I've had to replace my webcounter since the free service I was using decided to no longer be free. I didn't need to keep records of the whopping 15-30 hits per week that this site generates, but if I'd required them for research or some such I'd be fairly pissed off at this point.

That said: I assure you that the stats generated here won't be used against you. I won't tell anybody about your IP address, host provider, browser, operating system, time of connection, credit card number, phone number, favourite flavour of ice cream, the mechanics of finding that special tickley spot at the back of your neck, if you really sold your soul in grade seven by reciting the Lord's Prayer backwards on a bet, those exotic food, copious drink and rather dubious travel expenses submitted to the accounting department under 'snacks', that you not only voted for that fallen-from-grace politician back in the day but considered having their name tattooed on your left thigh in the event of victory, if you're still telling people you're trying to 'change the system from within' at your new job with a business espousing a lifestyle you once detested in others or if you've experienced a lifestyle change in the best Oprah fashion, those few stolen nights of bliss in University involving a six-pack of single-serving Henckel Trocken bottles & a pool toy & two bags of panko, how you extol the virtues of buying organic and the slow-cooking movement but still lace your tre formaggi with Cheez Whiz at dinner parties because you spent the afternoon watching CSI reruns, whether or not your rash is contagious or just a one-off, and that sometimes you ruminate on the fact that Eeyore is your favourite Winnie the Pooh character because he always looks like he needs a hug.

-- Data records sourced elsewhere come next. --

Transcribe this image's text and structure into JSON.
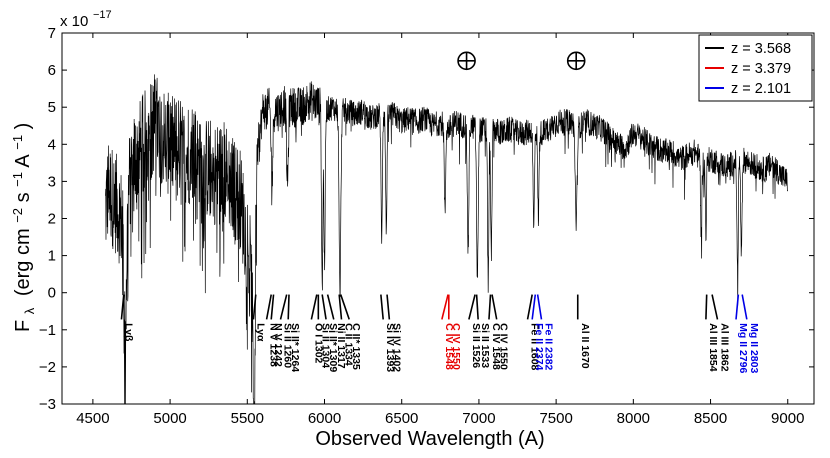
{
  "chart_data": {
    "type": "line",
    "xlabel": "Observed Wavelength (A)",
    "ylabel_main": "F",
    "ylabel_sub": "λ",
    "ylabel_units": "(erg cm",
    "ylabel_exp1": "−2",
    "ylabel_mid": " s",
    "ylabel_exp2": "−1",
    "ylabel_end": " A",
    "ylabel_exp3": "−1",
    "ylabel_close": ")",
    "y_multiplier_base": "x 10",
    "y_multiplier_exp": "−17",
    "xlim": [
      4300,
      9170
    ],
    "ylim": [
      -3,
      7
    ],
    "xticks": [
      4500,
      5000,
      5500,
      6000,
      6500,
      7000,
      7500,
      8000,
      8500,
      9000
    ],
    "yticks": [
      -3,
      -2,
      -1,
      0,
      1,
      2,
      3,
      4,
      5,
      6,
      7
    ],
    "legend": [
      {
        "label": "z = 3.568",
        "color": "#000000"
      },
      {
        "label": "z = 3.379",
        "color": "#e60000"
      },
      {
        "label": "z = 2.101",
        "color": "#0000e6"
      }
    ],
    "telluric_symbol": "⊕",
    "telluric_marks": [
      {
        "x": 6920,
        "y": 6.25
      },
      {
        "x": 7630,
        "y": 6.25
      }
    ],
    "spectrum_envelope": [
      [
        4580,
        2.2
      ],
      [
        4600,
        2.8
      ],
      [
        4650,
        2.4
      ],
      [
        4700,
        1.8
      ],
      [
        4750,
        3.4
      ],
      [
        4800,
        3.8
      ],
      [
        4850,
        4.2
      ],
      [
        4900,
        4.6
      ],
      [
        4950,
        4.3
      ],
      [
        5000,
        3.9
      ],
      [
        5050,
        4.0
      ],
      [
        5100,
        3.6
      ],
      [
        5150,
        3.9
      ],
      [
        5200,
        3.2
      ],
      [
        5250,
        3.4
      ],
      [
        5300,
        3.2
      ],
      [
        5350,
        3.3
      ],
      [
        5400,
        2.9
      ],
      [
        5450,
        2.6
      ],
      [
        5500,
        1.4
      ],
      [
        5540,
        -0.1
      ],
      [
        5560,
        3.6
      ],
      [
        5600,
        4.9
      ],
      [
        5650,
        5.0
      ],
      [
        5700,
        4.9
      ],
      [
        5750,
        5.1
      ],
      [
        5800,
        5.0
      ],
      [
        5850,
        5.0
      ],
      [
        5900,
        5.2
      ],
      [
        5950,
        5.1
      ],
      [
        6000,
        4.9
      ],
      [
        6050,
        5.0
      ],
      [
        6100,
        4.9
      ],
      [
        6150,
        4.9
      ],
      [
        6200,
        4.8
      ],
      [
        6250,
        4.9
      ],
      [
        6300,
        4.7
      ],
      [
        6350,
        4.8
      ],
      [
        6400,
        4.8
      ],
      [
        6450,
        4.8
      ],
      [
        6500,
        4.6
      ],
      [
        6550,
        4.7
      ],
      [
        6600,
        4.6
      ],
      [
        6650,
        4.7
      ],
      [
        6700,
        4.5
      ],
      [
        6750,
        4.6
      ],
      [
        6800,
        4.4
      ],
      [
        6850,
        4.6
      ],
      [
        6900,
        4.5
      ],
      [
        6950,
        4.5
      ],
      [
        7000,
        4.4
      ],
      [
        7050,
        4.4
      ],
      [
        7100,
        4.4
      ],
      [
        7150,
        4.3
      ],
      [
        7200,
        4.4
      ],
      [
        7250,
        4.3
      ],
      [
        7300,
        4.3
      ],
      [
        7350,
        4.4
      ],
      [
        7400,
        4.3
      ],
      [
        7450,
        4.4
      ],
      [
        7500,
        4.6
      ],
      [
        7550,
        4.6
      ],
      [
        7600,
        4.6
      ],
      [
        7650,
        4.5
      ],
      [
        7700,
        4.6
      ],
      [
        7750,
        4.5
      ],
      [
        7800,
        4.4
      ],
      [
        7850,
        4.2
      ],
      [
        7900,
        4.0
      ],
      [
        7950,
        3.9
      ],
      [
        8000,
        4.3
      ],
      [
        8050,
        4.2
      ],
      [
        8100,
        4.0
      ],
      [
        8150,
        3.9
      ],
      [
        8200,
        3.8
      ],
      [
        8250,
        3.8
      ],
      [
        8300,
        3.6
      ],
      [
        8350,
        3.7
      ],
      [
        8400,
        3.8
      ],
      [
        8450,
        3.5
      ],
      [
        8500,
        3.6
      ],
      [
        8550,
        3.5
      ],
      [
        8600,
        3.4
      ],
      [
        8650,
        3.5
      ],
      [
        8700,
        3.6
      ],
      [
        8750,
        3.5
      ],
      [
        8800,
        3.4
      ],
      [
        8850,
        3.3
      ],
      [
        8900,
        3.5
      ],
      [
        8950,
        3.2
      ],
      [
        9000,
        3.0
      ]
    ],
    "absorption_features": [
      {
        "center": 4710,
        "depth": 2.8,
        "width": 12
      },
      {
        "center": 5545,
        "depth": 3.6,
        "width": 10
      },
      {
        "center": 5660,
        "depth": 2.0,
        "width": 8
      },
      {
        "center": 5760,
        "depth": 2.2,
        "width": 8
      },
      {
        "center": 5985,
        "depth": 4.7,
        "width": 6
      },
      {
        "center": 6000,
        "depth": 4.2,
        "width": 6
      },
      {
        "center": 6100,
        "depth": 4.9,
        "width": 8
      },
      {
        "center": 6370,
        "depth": 3.3,
        "width": 6
      },
      {
        "center": 6400,
        "depth": 3.1,
        "width": 6
      },
      {
        "center": 6780,
        "depth": 2.4,
        "width": 6
      },
      {
        "center": 6930,
        "depth": 3.3,
        "width": 7
      },
      {
        "center": 6990,
        "depth": 4.2,
        "width": 7
      },
      {
        "center": 7060,
        "depth": 4.1,
        "width": 6
      },
      {
        "center": 7080,
        "depth": 3.5,
        "width": 6
      },
      {
        "center": 7355,
        "depth": 2.7,
        "width": 6
      },
      {
        "center": 7385,
        "depth": 2.3,
        "width": 6
      },
      {
        "center": 7630,
        "depth": 2.6,
        "width": 9
      },
      {
        "center": 8440,
        "depth": 2.2,
        "width": 5
      },
      {
        "center": 8470,
        "depth": 2.0,
        "width": 5
      },
      {
        "center": 8675,
        "depth": 3.1,
        "width": 6
      },
      {
        "center": 8700,
        "depth": 2.7,
        "width": 6
      }
    ],
    "line_ids": [
      {
        "label": "Lyβ",
        "tick_from_x": 4685,
        "tick_to_x": 4700,
        "color": "#000000"
      },
      {
        "label": "Lyα",
        "tick_from_x": 5540,
        "tick_to_x": 5555,
        "color": "#000000"
      },
      {
        "label": "N V 1238",
        "tick_from_x": 5625,
        "tick_to_x": 5655,
        "color": "#000000"
      },
      {
        "label": "N V 1242",
        "tick_from_x": 5655,
        "tick_to_x": 5670,
        "color": "#000000"
      },
      {
        "label": "Si II 1260",
        "tick_from_x": 5715,
        "tick_to_x": 5755,
        "color": "#000000"
      },
      {
        "label": "Si II* 1264",
        "tick_from_x": 5765,
        "tick_to_x": 5770,
        "color": "#000000"
      },
      {
        "label": "O I 1302",
        "tick_from_x": 5915,
        "tick_to_x": 5950,
        "color": "#000000"
      },
      {
        "label": "Si II 1304",
        "tick_from_x": 5960,
        "tick_to_x": 5960,
        "color": "#000000"
      },
      {
        "label": "Si II* 1309",
        "tick_from_x": 6010,
        "tick_to_x": 5985,
        "color": "#000000"
      },
      {
        "label": "Ni II 1317",
        "tick_from_x": 6060,
        "tick_to_x": 6020,
        "color": "#000000"
      },
      {
        "label": "C II 1334",
        "tick_from_x": 6110,
        "tick_to_x": 6095,
        "color": "#000000"
      },
      {
        "label": "C II* 1335",
        "tick_from_x": 6160,
        "tick_to_x": 6105,
        "color": "#000000"
      },
      {
        "label": "Si IV 1393",
        "tick_from_x": 6380,
        "tick_to_x": 6365,
        "color": "#000000"
      },
      {
        "label": "Si IV 1402",
        "tick_from_x": 6420,
        "tick_to_x": 6405,
        "color": "#000000"
      },
      {
        "label": "C IV 1548",
        "tick_from_x": 6760,
        "tick_to_x": 6800,
        "color": "#e60000"
      },
      {
        "label": "C IV 1550",
        "tick_from_x": 6805,
        "tick_to_x": 6805,
        "color": "#e60000"
      },
      {
        "label": "Si II 1526",
        "tick_from_x": 6935,
        "tick_to_x": 6975,
        "color": "#000000"
      },
      {
        "label": "Si II 1533",
        "tick_from_x": 6995,
        "tick_to_x": 6985,
        "color": "#000000"
      },
      {
        "label": "C IV 1548",
        "tick_from_x": 7065,
        "tick_to_x": 7075,
        "color": "#000000"
      },
      {
        "label": "C IV 1550",
        "tick_from_x": 7115,
        "tick_to_x": 7085,
        "color": "#000000"
      },
      {
        "label": "Fe II 1608",
        "tick_from_x": 7315,
        "tick_to_x": 7345,
        "color": "#000000"
      },
      {
        "label": "Fe II 2374",
        "tick_from_x": 7345,
        "tick_to_x": 7365,
        "color": "#0000e6"
      },
      {
        "label": "Fe II 2382",
        "tick_from_x": 7405,
        "tick_to_x": 7380,
        "color": "#0000e6"
      },
      {
        "label": "Al II 1670",
        "tick_from_x": 7640,
        "tick_to_x": 7640,
        "color": "#000000"
      },
      {
        "label": "Al III 1854",
        "tick_from_x": 8470,
        "tick_to_x": 8475,
        "color": "#000000"
      },
      {
        "label": "Al III 1862",
        "tick_from_x": 8545,
        "tick_to_x": 8510,
        "color": "#000000"
      },
      {
        "label": "Mg II 2796",
        "tick_from_x": 8665,
        "tick_to_x": 8680,
        "color": "#0000e6"
      },
      {
        "label": "Mg II 2803",
        "tick_from_x": 8735,
        "tick_to_x": 8705,
        "color": "#0000e6"
      }
    ]
  }
}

Your secrets are safe with RiteCounter and me.

Thursday, May 06, 2010

A short act of perfection

"We were talking about some of the older castles in Touraine and we touched upon the iron cage in which Louis XI imprisoned Cardinal La Balue for six years, then upon oubliettes and such horrors. I had seen several of the latter, simply dry wells thirty or forty feet deep where a man was thrown to wait for nothing; since I have such a tendency to claustrophobia that a Pullman berth is a certain nightmare, they had made a lasting impression. So it was rather a relief when a doctor told this story — that is, it was a relief when he began it for it seemed to have nothing to do with the tortures long ago."

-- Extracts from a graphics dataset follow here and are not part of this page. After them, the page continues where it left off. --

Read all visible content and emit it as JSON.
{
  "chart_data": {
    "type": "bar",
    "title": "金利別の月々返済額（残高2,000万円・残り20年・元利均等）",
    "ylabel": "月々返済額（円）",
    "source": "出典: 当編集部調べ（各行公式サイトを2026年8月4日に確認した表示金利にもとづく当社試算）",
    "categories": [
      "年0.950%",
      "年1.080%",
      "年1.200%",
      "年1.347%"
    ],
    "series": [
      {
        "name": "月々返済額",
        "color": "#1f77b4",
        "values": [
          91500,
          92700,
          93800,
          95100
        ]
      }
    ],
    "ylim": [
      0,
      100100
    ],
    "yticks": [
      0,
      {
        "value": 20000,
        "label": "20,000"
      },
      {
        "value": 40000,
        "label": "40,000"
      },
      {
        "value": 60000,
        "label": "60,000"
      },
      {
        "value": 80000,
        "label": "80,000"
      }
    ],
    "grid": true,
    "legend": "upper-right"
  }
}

Two cheers for brevity (three is overkill). I have always wanted to be a short, concise writer who nails something with the bare essentials and walks away clean. I've clearly had only mixed success, despite having access to the works of masters. The Long Way Out is one of F. Scott Fitzgerald's later short works: you can find the entire story here. It won't take you long to read and might take you years to forget. It's an almost perfect short story, clocking in at just under 1800 words and painting a perfect portrait of limbo. I read it at a relatively early age and keep hoping that I can put something across with such simplicity.

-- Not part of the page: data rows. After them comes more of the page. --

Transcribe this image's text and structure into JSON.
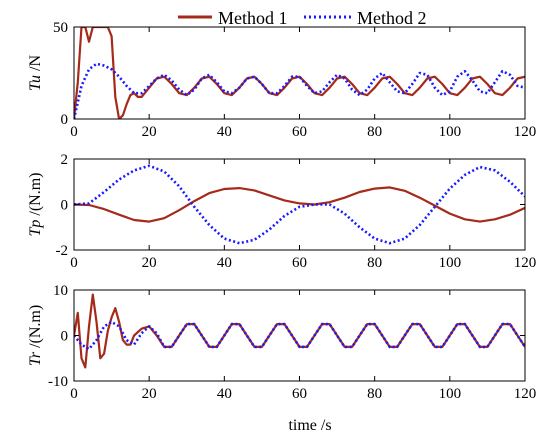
{
  "chart_data": [
    {
      "type": "line",
      "ylabel_var": "Tu",
      "ylabel_unit": " /N",
      "xlim": [
        0,
        120
      ],
      "ylim": [
        0,
        50
      ],
      "xticks": [
        "0",
        "20",
        "40",
        "60",
        "80",
        "100",
        "120"
      ],
      "yticks": [
        "0",
        "50"
      ],
      "ytick_values": [
        0,
        50
      ],
      "series": [
        {
          "name": "Method 1",
          "color": "#a52a1a",
          "dash": "solid",
          "x": [
            0,
            1,
            2,
            3,
            4,
            5,
            6,
            7,
            8,
            9,
            10,
            11,
            12,
            13,
            14,
            15,
            16,
            17,
            18,
            20,
            22,
            24,
            26,
            28,
            30,
            32,
            34,
            36,
            38,
            40,
            42,
            44,
            46,
            48,
            50,
            52,
            54,
            56,
            58,
            60,
            62,
            64,
            66,
            68,
            70,
            72,
            74,
            76,
            78,
            80,
            82,
            84,
            86,
            88,
            90,
            92,
            94,
            96,
            98,
            100,
            102,
            104,
            106,
            108,
            110,
            112,
            114,
            116,
            118,
            120
          ],
          "y": [
            0,
            20,
            50,
            50,
            42,
            50,
            50,
            50,
            50,
            50,
            45,
            12,
            0,
            2,
            8,
            13,
            14,
            12,
            12,
            17,
            22,
            23,
            19,
            14,
            13,
            17,
            22,
            23,
            19,
            14,
            13,
            17,
            22,
            23,
            19,
            14,
            13,
            17,
            22,
            23,
            19,
            14,
            13,
            17,
            22,
            23,
            19,
            14,
            13,
            17,
            22,
            23,
            19,
            14,
            13,
            17,
            22,
            23,
            19,
            14,
            13,
            17,
            22,
            23,
            19,
            14,
            13,
            17,
            22,
            23
          ]
        },
        {
          "name": "Method 2",
          "color": "#1a1aff",
          "dash": "dotted",
          "x": [
            0,
            2,
            4,
            6,
            8,
            10,
            12,
            14,
            16,
            18,
            20,
            22,
            24,
            26,
            28,
            30,
            32,
            34,
            36,
            38,
            40,
            42,
            44,
            46,
            48,
            50,
            52,
            54,
            56,
            58,
            60,
            62,
            64,
            66,
            68,
            70,
            72,
            74,
            76,
            78,
            80,
            82,
            84,
            86,
            88,
            90,
            92,
            94,
            96,
            98,
            100,
            102,
            104,
            106,
            108,
            110,
            112,
            114,
            116,
            118,
            120
          ],
          "y": [
            0,
            18,
            27,
            30,
            29,
            27,
            23,
            18,
            14,
            14,
            18,
            22,
            24,
            21,
            16,
            13,
            16,
            22,
            24,
            20,
            15,
            14,
            17,
            22,
            23,
            19,
            14,
            14,
            18,
            23,
            23,
            18,
            14,
            15,
            20,
            24,
            22,
            16,
            13,
            16,
            22,
            25,
            20,
            15,
            14,
            19,
            25,
            24,
            17,
            13,
            15,
            23,
            26,
            21,
            15,
            14,
            20,
            26,
            24,
            18,
            17
          ]
        }
      ]
    },
    {
      "type": "line",
      "ylabel_var": "Tp",
      "ylabel_unit": " /(N.m)",
      "xlim": [
        0,
        120
      ],
      "ylim": [
        -2,
        2
      ],
      "xticks": [
        "0",
        "20",
        "40",
        "60",
        "80",
        "100",
        "120"
      ],
      "yticks": [
        "-2",
        "0",
        "2"
      ],
      "ytick_values": [
        -2,
        0,
        2
      ],
      "series": [
        {
          "name": "Method 1",
          "color": "#a52a1a",
          "dash": "solid",
          "x": [
            0,
            4,
            8,
            12,
            16,
            20,
            24,
            28,
            32,
            36,
            40,
            44,
            48,
            52,
            56,
            60,
            64,
            68,
            72,
            76,
            80,
            84,
            88,
            92,
            96,
            100,
            104,
            108,
            112,
            116,
            120
          ],
          "y": [
            0,
            -0.02,
            -0.2,
            -0.45,
            -0.68,
            -0.75,
            -0.6,
            -0.25,
            0.15,
            0.5,
            0.68,
            0.72,
            0.62,
            0.4,
            0.18,
            0.05,
            0.0,
            0.1,
            0.3,
            0.55,
            0.7,
            0.75,
            0.6,
            0.3,
            -0.05,
            -0.4,
            -0.65,
            -0.75,
            -0.65,
            -0.45,
            -0.15
          ]
        },
        {
          "name": "Method 2",
          "color": "#1a1aff",
          "dash": "dotted",
          "x": [
            0,
            4,
            8,
            12,
            16,
            20,
            24,
            28,
            32,
            36,
            40,
            44,
            48,
            52,
            56,
            60,
            64,
            68,
            72,
            76,
            80,
            84,
            88,
            92,
            96,
            100,
            104,
            108,
            112,
            116,
            120
          ],
          "y": [
            0,
            0.05,
            0.55,
            1.1,
            1.5,
            1.7,
            1.45,
            0.8,
            -0.1,
            -0.9,
            -1.5,
            -1.7,
            -1.55,
            -1.1,
            -0.5,
            -0.1,
            0.0,
            0.0,
            -0.4,
            -1.0,
            -1.5,
            -1.7,
            -1.5,
            -0.9,
            -0.1,
            0.7,
            1.3,
            1.65,
            1.5,
            1.0,
            0.35
          ]
        }
      ]
    },
    {
      "type": "line",
      "ylabel_var": "Tr",
      "ylabel_unit": " /(N.m)",
      "xlim": [
        0,
        120
      ],
      "ylim": [
        -10,
        10
      ],
      "xticks": [
        "0",
        "20",
        "40",
        "60",
        "80",
        "100",
        "120"
      ],
      "yticks": [
        "-10",
        "0",
        "10"
      ],
      "ytick_values": [
        -10,
        0,
        10
      ],
      "xlabel": "time /s",
      "series": [
        {
          "name": "Method 1",
          "color": "#a52a1a",
          "dash": "solid",
          "x": [
            0,
            1,
            2,
            3,
            4,
            5,
            6,
            7,
            8,
            9,
            10,
            11,
            12,
            13,
            14,
            15,
            16,
            18,
            20,
            22,
            24,
            26,
            28,
            30,
            32,
            34,
            36,
            38,
            40,
            42,
            44,
            46,
            48,
            50,
            52,
            54,
            56,
            58,
            60,
            62,
            64,
            66,
            68,
            70,
            72,
            74,
            76,
            78,
            80,
            82,
            84,
            86,
            88,
            90,
            92,
            94,
            96,
            98,
            100,
            102,
            104,
            106,
            108,
            110,
            112,
            114,
            116,
            118,
            120
          ],
          "y": [
            0,
            5,
            -5,
            -7,
            2,
            9,
            3,
            -5,
            -4,
            1,
            4,
            6,
            3,
            -1,
            -2,
            -2,
            0,
            1.5,
            2,
            0,
            -2.5,
            -2.5,
            0,
            2.5,
            2.5,
            0,
            -2.5,
            -2.5,
            0,
            2.5,
            2.5,
            0,
            -2.5,
            -2.5,
            0,
            2.5,
            2.5,
            0,
            -2.5,
            -2.5,
            0,
            2.5,
            2.5,
            0,
            -2.5,
            -2.5,
            0,
            2.5,
            2.5,
            0,
            -2.5,
            -2.5,
            0,
            2.5,
            2.5,
            0,
            -2.5,
            -2.5,
            0,
            2.5,
            2.5,
            0,
            -2.5,
            -2.5,
            0,
            2.5,
            2.5,
            0,
            -2.5
          ]
        },
        {
          "name": "Method 2",
          "color": "#1a1aff",
          "dash": "dotted",
          "x": [
            0,
            2,
            4,
            6,
            8,
            10,
            12,
            14,
            16,
            18,
            20,
            22,
            24,
            26,
            28,
            30,
            32,
            34,
            36,
            38,
            40,
            42,
            44,
            46,
            48,
            50,
            52,
            54,
            56,
            58,
            60,
            62,
            64,
            66,
            68,
            70,
            72,
            74,
            76,
            78,
            80,
            82,
            84,
            86,
            88,
            90,
            92,
            94,
            96,
            98,
            100,
            102,
            104,
            106,
            108,
            110,
            112,
            114,
            116,
            118,
            120
          ],
          "y": [
            0,
            -2,
            -3,
            -1,
            2,
            3,
            2,
            -1,
            -2,
            0.5,
            2,
            0.5,
            -2.5,
            -2.5,
            0,
            2.5,
            2.5,
            0,
            -2.5,
            -2.5,
            0,
            2.5,
            2.5,
            0,
            -2.5,
            -2.5,
            0,
            2.5,
            2.5,
            0,
            -2.5,
            -2.5,
            0,
            2.5,
            2.5,
            0,
            -2.5,
            -2.5,
            0,
            2.5,
            2.5,
            0,
            -2.5,
            -2.5,
            0,
            2.5,
            2.5,
            0,
            -2.5,
            -2.5,
            0,
            2.5,
            2.5,
            0,
            -2.5,
            -2.5,
            0,
            2.5,
            2.5,
            0,
            -2.5
          ]
        }
      ]
    }
  ],
  "legend": {
    "items": [
      {
        "name": "Method 1",
        "color": "#a52a1a",
        "dash": "solid"
      },
      {
        "name": "Method 2",
        "color": "#1a1aff",
        "dash": "dotted"
      }
    ]
  }
}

Nobody can accuse Fitzgerald of writing an 'upper' by any stretch of the imagination, which is pretty much what you'd expect from an alcoholic who was no stranger to sanitarium visits (both he and Zelda had their share of time in the wards). By the end of his story, you realize that 'if it ain't broke, don't fix it' doesn't always work; 'ain't broke' isn't the same thing as 'working properly.' Sometimes 'functional' is the best you can hope for. At the very least, it beats the alternative.